Anishinaabe craftspeople have been forced to adapt to this change in a variety of ways. Now when a lumber company is planning to harvest a stand with mature birch trees in it, the community will go through first and harvest as much bark as they can before the trees are cut down. This is obviously not bark that will regenerate any time soon, if ever. The situation became so bad that at one point craftspeople were considering importing birch bark from Siberia, where it seemed to still be doing better than any bark available in Ontario. It doesn’t take a subtle mind to note the irony in having to import product from overseas to maintain your local traditional culture.

When I was teaching college classes on the principles of sustainability, I would often refer to the birch bark canoe as an icon of a sustainable culture. It was made from local materials that were completely biodegradable, and the method of harvesting the materials did not kill the tree.
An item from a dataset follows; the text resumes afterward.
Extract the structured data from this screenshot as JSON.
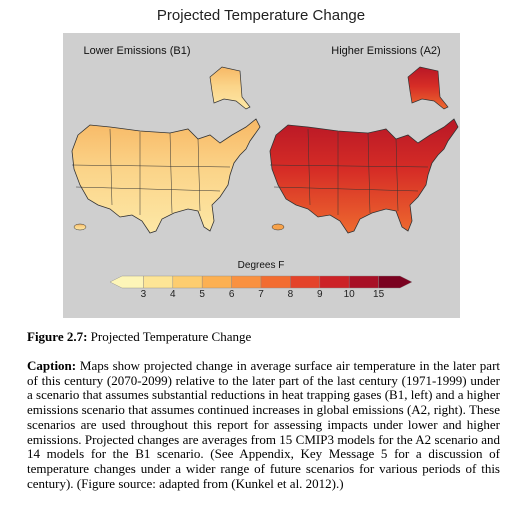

Over the lifetime of a well-made canoe, the bark would have re-grown to the point where it could be harvested for the next one. That this beautiful and elegant process is being lost is unacceptable, but it is only part of a much greater loss my neighbours are experiencing.

Last spring, while I was collecting maple syrup, the last member of the Curve Lake community who knew the secrets of weaving the porcupine quill birch boxes died. For the last twenty years the southern limit of the maple syrup harvest has been moving steadily northward. How many more seasons until it passes us by and is eventually gone entirely, as extinct as the Passenger Pigeons whose seasonal flocking gave nearby Pigeon Lake its name?

About the photo: Quill Box from the Whetung Ojibwa Centre (Curve Lake, Ontario).